INDIA AND PAKISTAN….Over at Max Sawicky’s site, the Sandwichman calls our attention to America’s peace loving ways…..whenever the argument is between other people:
India today countered the renewed call by US for resumption of talks with Pakistan, asking why military action was resorted to against Iraq and Afghanistan instead of dialogue to resolve the crisis confronting the two countries.
….He was asked about remarks made by US State Department spokesman Richard Boucher in Washington that “violence will not solve Kashmir’s problems. Dialogue remains a critical element in the normalization of relations between India and Pakistan.”
There’s a lot of justice in these remarks. Just as Ronald Reagan insisted that Britain and Argentina should settle the Falklands contretemps via negotiation but then launched a preemptive strike against Grenada a year later, George Bush seems endlessly dedicated to talking out world problems ? unless they happen to affect the United States. India’s dispute with Pakistan over Kashmir has been simmering along (or boiling over) for half a century now, but when Iraq reappeared on W’s radar screen he decided that six months of diplomacy at the United Nations was more than any Christian man should be asked to bear.

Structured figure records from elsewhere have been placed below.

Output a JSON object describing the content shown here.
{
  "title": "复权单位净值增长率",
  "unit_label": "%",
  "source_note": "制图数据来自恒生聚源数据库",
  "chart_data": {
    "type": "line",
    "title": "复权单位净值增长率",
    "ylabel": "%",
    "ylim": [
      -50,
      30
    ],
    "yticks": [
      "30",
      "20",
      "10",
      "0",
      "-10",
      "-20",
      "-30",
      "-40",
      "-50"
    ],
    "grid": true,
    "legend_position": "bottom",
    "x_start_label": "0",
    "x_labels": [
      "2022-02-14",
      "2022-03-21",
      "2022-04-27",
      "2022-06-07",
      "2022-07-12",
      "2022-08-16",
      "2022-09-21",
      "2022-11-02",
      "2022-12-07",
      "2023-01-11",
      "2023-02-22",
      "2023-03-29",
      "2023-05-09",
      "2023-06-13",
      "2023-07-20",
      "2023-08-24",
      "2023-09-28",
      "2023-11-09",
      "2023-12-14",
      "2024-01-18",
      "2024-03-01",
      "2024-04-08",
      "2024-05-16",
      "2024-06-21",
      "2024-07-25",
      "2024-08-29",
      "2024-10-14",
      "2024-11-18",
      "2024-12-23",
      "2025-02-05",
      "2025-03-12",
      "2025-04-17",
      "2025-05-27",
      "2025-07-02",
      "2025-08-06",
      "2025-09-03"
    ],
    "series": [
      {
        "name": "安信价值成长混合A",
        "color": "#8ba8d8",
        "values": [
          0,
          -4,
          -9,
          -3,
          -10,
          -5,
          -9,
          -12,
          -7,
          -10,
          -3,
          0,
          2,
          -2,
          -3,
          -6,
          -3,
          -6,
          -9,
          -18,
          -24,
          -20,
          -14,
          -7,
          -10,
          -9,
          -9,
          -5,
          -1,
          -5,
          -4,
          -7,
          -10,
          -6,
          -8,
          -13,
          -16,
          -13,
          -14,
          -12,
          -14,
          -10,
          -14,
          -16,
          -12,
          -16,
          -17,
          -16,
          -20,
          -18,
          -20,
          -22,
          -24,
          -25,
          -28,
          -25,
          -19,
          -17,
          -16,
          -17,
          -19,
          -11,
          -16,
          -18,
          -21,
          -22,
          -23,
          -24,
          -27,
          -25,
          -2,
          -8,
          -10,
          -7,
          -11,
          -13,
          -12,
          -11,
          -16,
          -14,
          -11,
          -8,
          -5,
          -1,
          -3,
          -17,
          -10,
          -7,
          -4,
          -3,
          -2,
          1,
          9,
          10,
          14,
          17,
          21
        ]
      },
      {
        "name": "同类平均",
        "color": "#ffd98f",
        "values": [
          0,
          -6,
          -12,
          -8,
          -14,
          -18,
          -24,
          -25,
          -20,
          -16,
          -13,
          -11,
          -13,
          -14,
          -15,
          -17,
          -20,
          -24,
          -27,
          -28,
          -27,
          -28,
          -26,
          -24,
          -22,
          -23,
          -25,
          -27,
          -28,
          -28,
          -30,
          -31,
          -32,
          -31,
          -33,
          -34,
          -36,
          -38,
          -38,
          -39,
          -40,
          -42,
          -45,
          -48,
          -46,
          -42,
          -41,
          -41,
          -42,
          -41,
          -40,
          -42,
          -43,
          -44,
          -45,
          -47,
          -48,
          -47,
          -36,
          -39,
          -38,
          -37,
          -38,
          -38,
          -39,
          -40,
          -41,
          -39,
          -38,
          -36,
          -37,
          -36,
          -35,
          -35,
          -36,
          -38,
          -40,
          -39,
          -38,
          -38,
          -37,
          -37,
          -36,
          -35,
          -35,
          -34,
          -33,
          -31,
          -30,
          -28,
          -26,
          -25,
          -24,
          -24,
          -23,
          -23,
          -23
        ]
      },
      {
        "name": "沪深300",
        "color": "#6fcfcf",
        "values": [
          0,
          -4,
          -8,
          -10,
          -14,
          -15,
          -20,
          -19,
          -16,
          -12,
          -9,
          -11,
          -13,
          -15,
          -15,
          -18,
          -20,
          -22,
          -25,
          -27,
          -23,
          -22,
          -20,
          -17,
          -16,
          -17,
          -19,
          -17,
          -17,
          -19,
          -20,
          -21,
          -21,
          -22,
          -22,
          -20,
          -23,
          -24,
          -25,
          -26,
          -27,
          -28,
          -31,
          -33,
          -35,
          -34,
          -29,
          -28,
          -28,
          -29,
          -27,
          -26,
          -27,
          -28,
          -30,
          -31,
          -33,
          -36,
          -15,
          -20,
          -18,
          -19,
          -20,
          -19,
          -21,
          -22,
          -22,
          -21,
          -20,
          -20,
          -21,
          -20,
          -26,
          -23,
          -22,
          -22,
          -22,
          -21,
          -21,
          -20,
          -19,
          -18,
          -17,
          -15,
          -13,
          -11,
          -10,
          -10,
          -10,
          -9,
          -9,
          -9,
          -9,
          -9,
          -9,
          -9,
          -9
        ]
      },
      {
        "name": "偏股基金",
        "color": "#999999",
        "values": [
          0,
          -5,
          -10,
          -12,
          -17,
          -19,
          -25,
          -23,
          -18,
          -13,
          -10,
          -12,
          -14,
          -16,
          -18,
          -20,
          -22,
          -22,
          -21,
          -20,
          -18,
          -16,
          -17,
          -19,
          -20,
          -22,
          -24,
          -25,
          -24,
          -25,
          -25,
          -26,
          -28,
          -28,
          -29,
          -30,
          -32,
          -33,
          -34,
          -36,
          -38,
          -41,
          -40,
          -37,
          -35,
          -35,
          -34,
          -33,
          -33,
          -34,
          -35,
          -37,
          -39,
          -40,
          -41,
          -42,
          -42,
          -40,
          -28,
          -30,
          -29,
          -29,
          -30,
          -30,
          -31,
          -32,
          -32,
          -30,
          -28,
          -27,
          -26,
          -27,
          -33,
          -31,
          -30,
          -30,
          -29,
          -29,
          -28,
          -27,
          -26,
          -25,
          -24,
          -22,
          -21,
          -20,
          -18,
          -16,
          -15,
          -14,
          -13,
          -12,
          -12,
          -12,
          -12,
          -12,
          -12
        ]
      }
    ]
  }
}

Yesterday I criticized Erwin Chemerinsky for suggesting that illegal U.S. behavior toward prisoners at Guantanamo might encourage Saddam Hussein to violate international conventions. But this is a case where the criticism is on a bit firmer ground. Extreme thugs like Saddam don’t much care what the world thinks of them, but democracies like India do, and when they see that the United States feels free to disregard world opinion it’s just one more nudge in the direction of disregarding it themselves.
If talking is good for India and Pakistan, then talking ought to be good for the United States and Iraq, and it ought to be good for Israel and Palestine. If it’s not, then we have no right to lecture India that violence will not solve their problems.